The Death of Cancer
Vincent Devita, Professor of Medicine and Epidemiology, and Elizabeth Devita Raeburn
Sarah Crichton Books, $28
Reviewed by Lisa Sanders ’97MD
Lisa Sanders ’97MD, associate professor of internal medicine and education at the Yale School of Medicine and an attending physician at Yale–New Haven Hospital, is a columnist for the New York Times.
As Vincent DeVita tells it, this most famous director of the National Cancer Institute (NCI) ended up an oncologist by accident. In the early 1960s, just out of med school and hoping to avoid Vietnam, he aimed for a stint at the National Heart Institute—but blew the interview and so landed at the NCI. “I had zero interest in cancer,” he tells us.
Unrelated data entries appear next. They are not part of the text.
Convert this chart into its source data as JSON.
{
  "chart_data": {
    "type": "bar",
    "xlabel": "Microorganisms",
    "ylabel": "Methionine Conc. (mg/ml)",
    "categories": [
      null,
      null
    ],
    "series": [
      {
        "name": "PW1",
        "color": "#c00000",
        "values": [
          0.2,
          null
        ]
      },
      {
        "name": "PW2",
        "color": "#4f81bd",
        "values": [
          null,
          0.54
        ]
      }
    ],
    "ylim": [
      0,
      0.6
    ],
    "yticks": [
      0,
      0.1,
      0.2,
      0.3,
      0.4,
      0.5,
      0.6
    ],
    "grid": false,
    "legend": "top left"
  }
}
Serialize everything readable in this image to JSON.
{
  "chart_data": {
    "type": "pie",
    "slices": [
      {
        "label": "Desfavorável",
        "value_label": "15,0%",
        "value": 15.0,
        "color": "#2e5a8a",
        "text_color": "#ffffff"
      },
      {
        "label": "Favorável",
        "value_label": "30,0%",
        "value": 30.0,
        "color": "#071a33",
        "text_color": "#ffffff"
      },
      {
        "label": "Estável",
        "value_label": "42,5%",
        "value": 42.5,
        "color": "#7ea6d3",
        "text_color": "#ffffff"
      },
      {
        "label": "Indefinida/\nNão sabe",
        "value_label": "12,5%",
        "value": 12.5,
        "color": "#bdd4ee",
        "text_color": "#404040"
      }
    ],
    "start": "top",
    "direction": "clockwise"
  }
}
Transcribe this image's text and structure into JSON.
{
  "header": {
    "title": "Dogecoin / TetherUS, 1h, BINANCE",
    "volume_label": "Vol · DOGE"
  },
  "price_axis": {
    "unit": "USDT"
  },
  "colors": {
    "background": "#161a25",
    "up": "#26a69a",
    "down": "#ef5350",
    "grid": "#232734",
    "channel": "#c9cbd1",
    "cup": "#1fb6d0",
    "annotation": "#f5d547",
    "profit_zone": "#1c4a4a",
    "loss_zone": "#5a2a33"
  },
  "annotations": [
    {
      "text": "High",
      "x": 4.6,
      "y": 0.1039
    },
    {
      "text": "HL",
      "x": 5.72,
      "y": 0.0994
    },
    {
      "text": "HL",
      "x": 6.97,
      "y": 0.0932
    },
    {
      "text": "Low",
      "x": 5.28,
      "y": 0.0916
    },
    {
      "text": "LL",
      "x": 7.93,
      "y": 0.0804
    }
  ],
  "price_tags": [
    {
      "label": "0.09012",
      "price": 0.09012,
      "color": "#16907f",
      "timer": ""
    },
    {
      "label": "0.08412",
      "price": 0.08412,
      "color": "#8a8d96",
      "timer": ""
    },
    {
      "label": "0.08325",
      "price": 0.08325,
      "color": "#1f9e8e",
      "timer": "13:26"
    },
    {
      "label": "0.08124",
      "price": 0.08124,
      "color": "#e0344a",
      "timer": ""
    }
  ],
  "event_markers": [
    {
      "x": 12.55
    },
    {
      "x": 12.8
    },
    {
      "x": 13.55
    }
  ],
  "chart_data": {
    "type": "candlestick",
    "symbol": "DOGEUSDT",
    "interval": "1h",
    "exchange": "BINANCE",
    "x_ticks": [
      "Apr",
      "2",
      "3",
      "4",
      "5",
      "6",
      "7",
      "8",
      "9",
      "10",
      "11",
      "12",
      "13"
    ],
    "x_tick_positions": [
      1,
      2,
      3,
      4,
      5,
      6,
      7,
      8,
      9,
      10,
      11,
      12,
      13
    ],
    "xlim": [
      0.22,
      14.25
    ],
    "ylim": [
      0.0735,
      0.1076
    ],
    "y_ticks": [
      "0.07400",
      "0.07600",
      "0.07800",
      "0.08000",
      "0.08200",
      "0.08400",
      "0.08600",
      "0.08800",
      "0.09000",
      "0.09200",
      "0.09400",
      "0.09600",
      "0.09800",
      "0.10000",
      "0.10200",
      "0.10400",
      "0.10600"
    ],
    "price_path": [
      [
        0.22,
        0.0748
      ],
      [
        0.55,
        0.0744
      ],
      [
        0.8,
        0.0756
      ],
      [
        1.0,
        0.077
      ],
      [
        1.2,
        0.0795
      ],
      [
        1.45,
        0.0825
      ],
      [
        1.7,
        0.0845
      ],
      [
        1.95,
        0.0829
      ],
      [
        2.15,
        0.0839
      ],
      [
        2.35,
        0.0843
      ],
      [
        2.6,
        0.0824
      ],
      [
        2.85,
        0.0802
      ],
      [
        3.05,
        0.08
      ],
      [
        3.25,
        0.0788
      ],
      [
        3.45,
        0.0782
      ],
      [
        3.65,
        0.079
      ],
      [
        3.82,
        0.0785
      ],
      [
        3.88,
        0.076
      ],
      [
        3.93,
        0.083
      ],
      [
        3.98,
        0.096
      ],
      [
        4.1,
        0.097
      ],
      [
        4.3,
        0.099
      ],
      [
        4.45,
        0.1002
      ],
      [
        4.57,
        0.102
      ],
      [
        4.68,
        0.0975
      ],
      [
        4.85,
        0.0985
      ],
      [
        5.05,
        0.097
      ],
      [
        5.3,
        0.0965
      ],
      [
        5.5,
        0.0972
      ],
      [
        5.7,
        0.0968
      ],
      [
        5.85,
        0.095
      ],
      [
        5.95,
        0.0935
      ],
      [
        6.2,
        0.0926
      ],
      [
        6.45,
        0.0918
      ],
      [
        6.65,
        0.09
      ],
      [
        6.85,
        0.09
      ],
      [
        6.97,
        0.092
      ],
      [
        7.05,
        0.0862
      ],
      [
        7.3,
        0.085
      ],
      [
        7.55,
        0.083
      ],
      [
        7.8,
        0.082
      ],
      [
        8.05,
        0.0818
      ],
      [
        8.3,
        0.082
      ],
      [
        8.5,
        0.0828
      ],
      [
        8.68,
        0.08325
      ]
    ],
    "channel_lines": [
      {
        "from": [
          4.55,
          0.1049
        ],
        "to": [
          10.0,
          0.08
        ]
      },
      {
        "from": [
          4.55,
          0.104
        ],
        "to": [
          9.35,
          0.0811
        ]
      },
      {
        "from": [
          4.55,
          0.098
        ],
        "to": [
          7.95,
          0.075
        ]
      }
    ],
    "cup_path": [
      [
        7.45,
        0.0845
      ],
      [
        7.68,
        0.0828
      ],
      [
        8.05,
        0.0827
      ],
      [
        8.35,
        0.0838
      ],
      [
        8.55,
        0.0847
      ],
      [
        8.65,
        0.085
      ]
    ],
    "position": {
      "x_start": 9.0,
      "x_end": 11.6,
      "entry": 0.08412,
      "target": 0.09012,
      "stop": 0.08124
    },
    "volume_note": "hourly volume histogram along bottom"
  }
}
Fortunately, that changed.
When DeVita arrived at the NCI, cancer was a death sentence. Five-year survival was 37 percent overall, and childhood cancers were virtually 100 percent fatal. Cancer was treated with surgery and radiation; those who used chemotherapeutic agents—derived from the poisons used in chemical warfare—were “reviled.” How all that changed, how chemotherapy earned its place of honor, is the subject of DeVita’s memoir, The Death of Cancer. If the historian’s job is to reveal the societal forces at work through events, it is up to the memoirist to show how individuals, their actions and choices, shaped those events. DeVita is the perfect tough-talking witness to take us through this troubled and evolving landscape.
He starts by describing the radical, disfiguring surgeries developed by the great surgeons of the time to address tumor recurrence after a “successful” operation. The motto tacked up in the office of the chief of surgery read: “If you can’t go wide, go deep.” The joke was that “when the surgeon wasn’t sure which piece of the patient to send to the pathologist, he kept the part that blinked.” Breathtaking.
Against that backdrop DeVita, with the help of his writer-daughter, skillfully walks us through the calculus of doses and combinations of poison sufficient to kill the disease but spare the patient. Today, in part because of his work, the US five-year survival rate is more than 66 percent. Childhood cancers are some of the most successfully treated. The pleasure DeVita takes in recounting these and other successes, the occasional setbacks, and how lives were saved and continue to be saved, is as readily shared as his acerbic assessments of the physicians and Food and Drug Administration bureaucrats who stood in his way. His book is a great read and a fascinating picture of what it takes to be a pioneer.